Cette victoire est un peu dans la continuité de celle de dimanche face à Nicolas Almagro non ?
"J'ai fait un bon match, solide. Même dans les moments où ça a été un peu chaud, j'ai été bien solide. C'était un tout petit moins fluide que contre Almagro, mais c'était quand même très bien.

Vous donnez le sentiment de simplement bien vous sentir en ce moment...
"C'est juste la façon d'aborder mes matches ces derniers temps qui donne l'impression que je suis beaucoup plus serein. Je les aborde beaucoup mieux, j'ai une meilleure attitude tout simplement."

Avez-vous modifié votre préparation des matches ?
"Forcément j'ai changé quelques trucs. Je suis tout seul, donc je fais vraiment ce que je veux. Je m'investis vraiment dans ce que je fais. J'essaie de ne pas pouvoir me donner d'excuses."

Parce que c'était le cas avant ?
"Oui, des fois. Je m'énervais contre mon camp. Je me trouvais des excuses qui me faisaient du mal. Le fait d'être tout seul, ça me permet de rester dans ma bulle, concentré. Quand ça ne va pas, je ne peux parler à personne. C'est très bien comme ça."

Y a-t-il longtemps que vous ne vous étiez pas senti aussi bien ?
"C'est vrai que ces derniers temps ce n'était pas le top. Je me sens bien, un peu mieux que ces derniers mois. Je n'ai pas toujours été serein cette dernière année. Peut-être parce que j'avais des choses à régler, aussi bien au niveau personnel que sur le terrain."

Donc vous vous sentez libre et vous êtes bien ainsi ?
"J'ai un sentiment de liberté évidemment car je décide de tout. Il n'y a pas d'avis extérieur pour me contredire. C'est une bonne période parce que je me retrouve avec moi-même. Quand il sera l'heure d'avoir quelqu'un pour réfléchir à ce que je fais, je commencerai à chercher quelqu'un."

Cherchez-vous en ce moment ?
"Je cherche, mais je ne me dis pas que c'est grave si je ne trouve pas."

Quelles sont les chances que vous ayez un entraîneur pour Roland-Garros ?
"Je dirais qu'il n'y a pas de grandes chances."

Au prochain tour, vous risquez de jouer Robin Söderling. Que vous inspire-t-il ?
"Il n'est jamais facile à aborder. Tout simplement parce que je ne l'ai encore jamais battu. J'attends ça. C'est excitant pour moi de savoir que je vais jouer un mec que je n'ai jamais battu. Ce serait beaucoup mieux de jouer (le Colombien Santiago) Giraldo, mais je suis armé pour battre n'importe qui."
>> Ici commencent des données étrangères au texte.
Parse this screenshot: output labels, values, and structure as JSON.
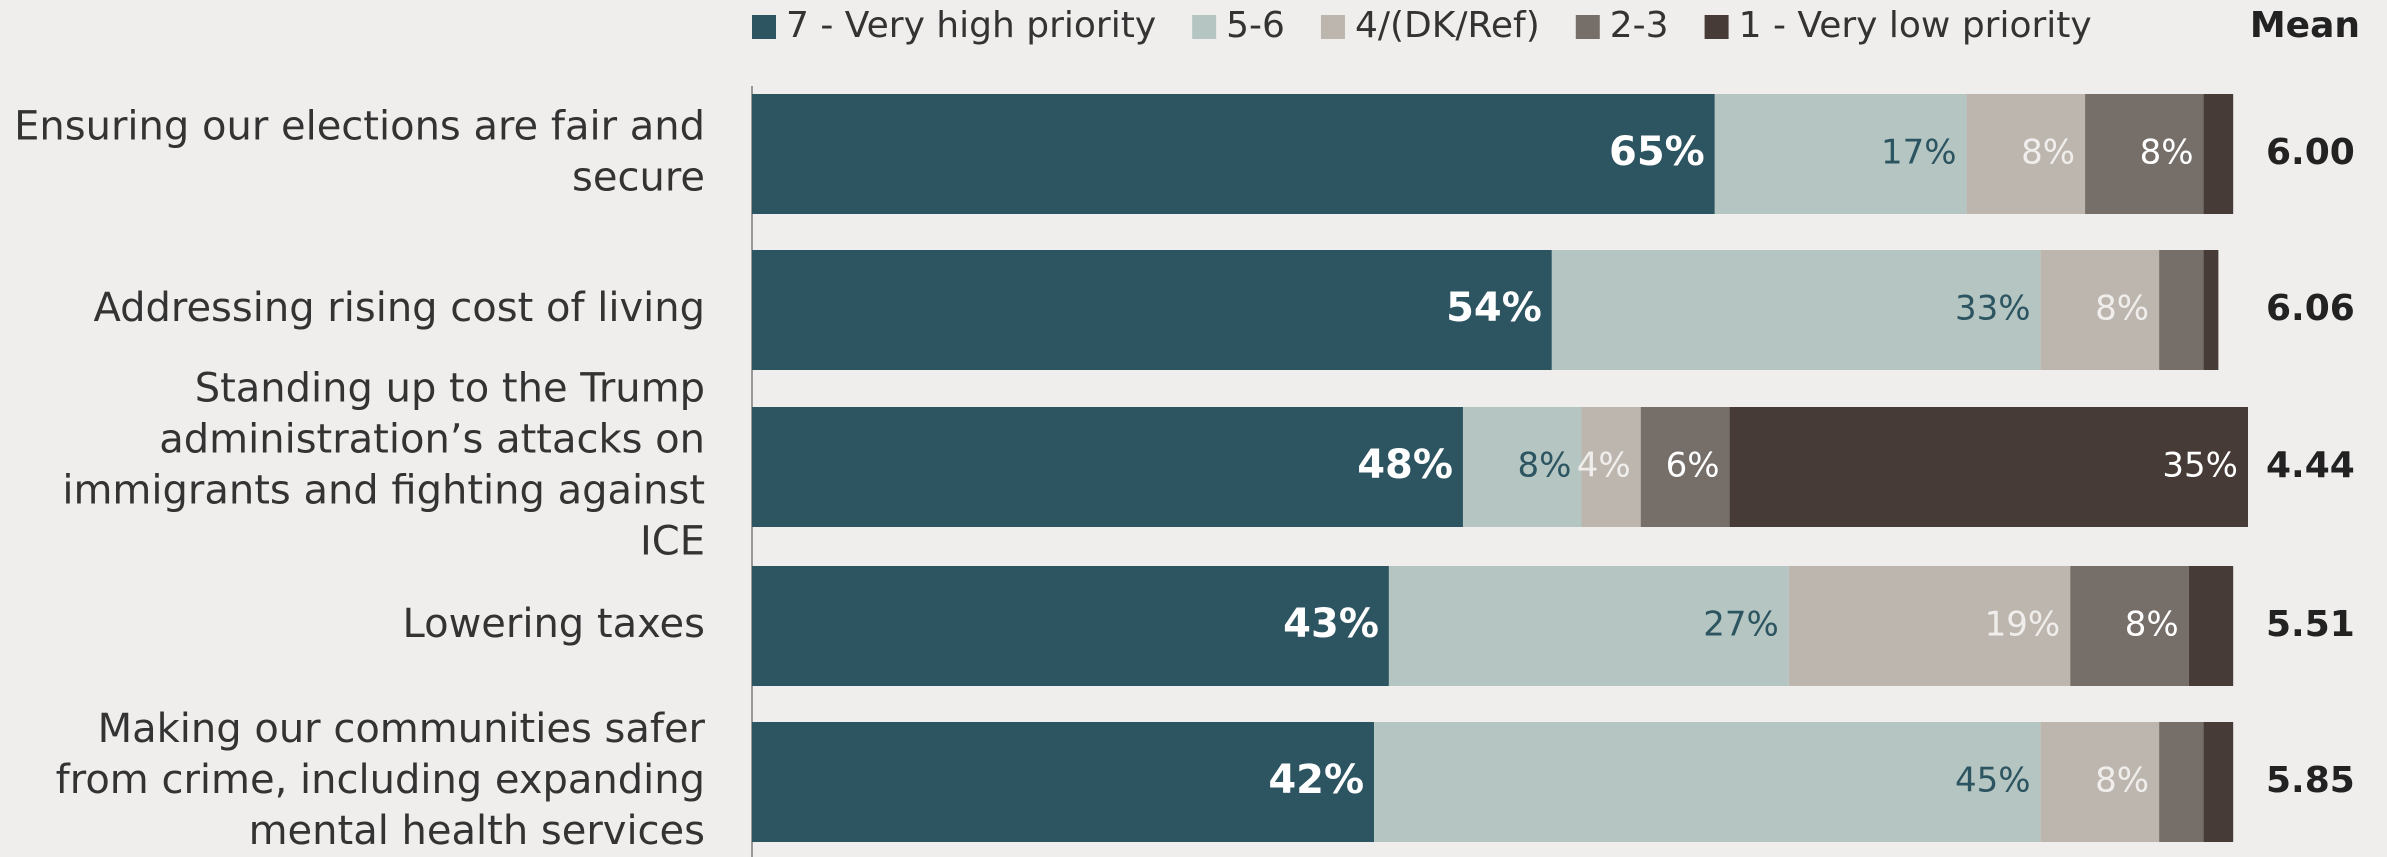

Vous venez de sortir du Top 20 pour la première fois depuis 2008. Cela vous inquiète-t-il ?
"Si c'est pour être 11e, 15e ou même 5e sans rien gagner, moi ça ne m'intéresse pas. Je le sais parce que je l'ai déjà vécu. Ca ne reste que des chiffres. Moi ce qui m'intéresse, ce qui restera c'est le palmarès. Si à la fin je peux dire que j'ai gagné Roland-Garros ou un Masters Serie, ça comptera plus qu'un mec qui a été 10e et a fini quart de finaliste de tous ses tournois."